La continuidad visual puede ayudar a ordenar patios pequeños y a conectar zonas de estar, jardineras y accesos. Los elementos que deban conservar juntas de movimiento se integran correctamente en el diseño.
La facilidad de limpieza es una ventaja práctica, siempre que el acabado protector se mantenga en buen estado y se usen productos compatibles.
Aplicaciones y situaciones habituales
La preparación del soporte marca la diferencia
Antes de aplicar microcemento comprobamos que la base sea estable, cohesionada y compatible. La preparación puede incluir limpieza, desengrasado, reparación de fisuras no activas, regularización, imprimación y refuerzo cuando el sistema lo prescribe. En soportes existentes no se debe dar por hecho que todo puede conservarse.
También se identifican juntas estructurales, cambios de material, encuentros, aristas, desagües y puntos de agua. Estos detalles afectan a la durabilidad y al aspecto final mucho más que una simple elección de color.
¿Interior, exterior o zona húmeda?
El microcemento se formula y protege de forma diferente según el entorno. En interior seco domina la resistencia al uso y la estética; en exterior se añaden radiación, lluvia y cambios térmicos; en duchas y otras zonas húmedas es imprescindible estudiar impermeabilización, sellado y encuentros. No recomendamos extrapolar automáticamente el mismo sistema a todas las superficies.

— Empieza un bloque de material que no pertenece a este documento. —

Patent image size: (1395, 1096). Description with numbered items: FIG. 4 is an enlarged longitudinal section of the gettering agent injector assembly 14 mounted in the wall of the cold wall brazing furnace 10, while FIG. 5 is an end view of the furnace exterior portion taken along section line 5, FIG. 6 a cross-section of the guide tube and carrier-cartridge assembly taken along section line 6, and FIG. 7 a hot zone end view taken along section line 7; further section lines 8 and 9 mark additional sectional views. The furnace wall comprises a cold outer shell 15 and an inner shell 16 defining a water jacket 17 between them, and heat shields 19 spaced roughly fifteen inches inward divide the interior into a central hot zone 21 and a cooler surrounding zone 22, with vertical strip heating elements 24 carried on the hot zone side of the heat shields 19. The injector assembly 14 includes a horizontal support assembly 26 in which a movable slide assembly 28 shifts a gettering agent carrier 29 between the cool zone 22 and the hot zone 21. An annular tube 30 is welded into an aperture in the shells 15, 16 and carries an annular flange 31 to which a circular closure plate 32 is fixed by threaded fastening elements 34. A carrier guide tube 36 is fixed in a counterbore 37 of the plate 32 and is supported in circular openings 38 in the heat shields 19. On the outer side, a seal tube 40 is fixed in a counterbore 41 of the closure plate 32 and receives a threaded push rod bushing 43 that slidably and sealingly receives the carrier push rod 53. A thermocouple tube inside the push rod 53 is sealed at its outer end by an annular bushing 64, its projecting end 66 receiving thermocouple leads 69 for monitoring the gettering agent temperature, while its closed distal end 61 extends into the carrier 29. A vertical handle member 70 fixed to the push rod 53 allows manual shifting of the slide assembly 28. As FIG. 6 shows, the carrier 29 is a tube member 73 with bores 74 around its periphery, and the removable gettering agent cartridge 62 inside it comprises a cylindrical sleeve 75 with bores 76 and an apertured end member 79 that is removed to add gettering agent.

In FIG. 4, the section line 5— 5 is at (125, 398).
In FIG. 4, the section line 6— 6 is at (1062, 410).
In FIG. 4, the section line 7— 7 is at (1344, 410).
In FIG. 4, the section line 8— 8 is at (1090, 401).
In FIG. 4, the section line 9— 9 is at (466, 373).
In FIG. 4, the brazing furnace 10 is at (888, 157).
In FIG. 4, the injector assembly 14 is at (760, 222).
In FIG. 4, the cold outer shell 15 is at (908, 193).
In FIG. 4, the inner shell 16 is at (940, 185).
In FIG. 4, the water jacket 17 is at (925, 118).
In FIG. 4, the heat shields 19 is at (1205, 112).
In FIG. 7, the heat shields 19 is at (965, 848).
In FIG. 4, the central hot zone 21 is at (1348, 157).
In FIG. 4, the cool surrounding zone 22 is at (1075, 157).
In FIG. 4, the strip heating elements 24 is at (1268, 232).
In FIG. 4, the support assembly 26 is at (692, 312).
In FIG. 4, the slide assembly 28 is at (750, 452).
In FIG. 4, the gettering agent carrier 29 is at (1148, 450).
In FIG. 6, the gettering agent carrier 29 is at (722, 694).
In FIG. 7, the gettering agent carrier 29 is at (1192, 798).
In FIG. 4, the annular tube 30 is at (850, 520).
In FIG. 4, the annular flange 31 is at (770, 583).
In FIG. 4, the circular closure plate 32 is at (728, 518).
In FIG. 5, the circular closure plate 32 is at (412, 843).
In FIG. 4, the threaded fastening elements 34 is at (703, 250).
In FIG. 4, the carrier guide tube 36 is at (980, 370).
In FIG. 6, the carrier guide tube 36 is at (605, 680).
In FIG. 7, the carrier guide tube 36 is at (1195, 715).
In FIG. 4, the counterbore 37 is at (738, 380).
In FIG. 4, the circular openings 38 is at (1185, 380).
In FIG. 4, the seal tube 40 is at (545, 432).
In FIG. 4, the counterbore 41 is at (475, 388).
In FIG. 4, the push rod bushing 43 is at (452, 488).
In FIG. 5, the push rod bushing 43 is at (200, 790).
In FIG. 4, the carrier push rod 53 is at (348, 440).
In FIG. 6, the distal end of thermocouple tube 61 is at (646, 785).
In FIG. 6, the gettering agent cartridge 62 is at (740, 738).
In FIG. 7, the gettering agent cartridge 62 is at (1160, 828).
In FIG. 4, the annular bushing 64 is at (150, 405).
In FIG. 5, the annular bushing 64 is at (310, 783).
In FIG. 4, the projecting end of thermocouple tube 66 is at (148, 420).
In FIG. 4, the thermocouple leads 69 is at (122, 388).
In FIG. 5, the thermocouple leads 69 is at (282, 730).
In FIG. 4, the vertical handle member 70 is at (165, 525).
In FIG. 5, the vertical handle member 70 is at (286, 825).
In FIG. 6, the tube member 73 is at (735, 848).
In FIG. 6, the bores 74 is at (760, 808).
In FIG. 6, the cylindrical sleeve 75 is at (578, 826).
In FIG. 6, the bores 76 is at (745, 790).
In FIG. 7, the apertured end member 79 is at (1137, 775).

Cómo se plantea el trabajo
- 01Diagnóstico del pavimento
Esta fase se adapta al soporte, al sistema especificado y al nivel de exigencia del proyecto.
- 02Regularización y juntas
Esta fase se adapta al soporte, al sistema especificado y al nivel de exigencia del proyecto.
- 03Aplicación del sistema exterior
Esta fase se adapta al soporte, al sistema especificado y al nivel de exigencia del proyecto.
- 04Protección y mantenimiento
Esta fase se adapta al soporte, al sistema especificado y al nivel de exigencia del proyecto.
Acabado, color y mantenimiento
La textura final es artesanal y puede presentar matices propios del material. Antes de ejecutar superficies grandes recomendamos validar una muestra de color, textura y brillo. En suelos o zonas expuestas al agua también se valora el nivel de agarre necesario.
El sellador es parte funcional del sistema y puede requerir mantenimiento con el tiempo. La limpieza debe realizarse con productos compatibles y evitando abrasivos o químicos no recomendados. Al finalizar, conviene conservar la referencia del sistema aplicado para futuras reparaciones.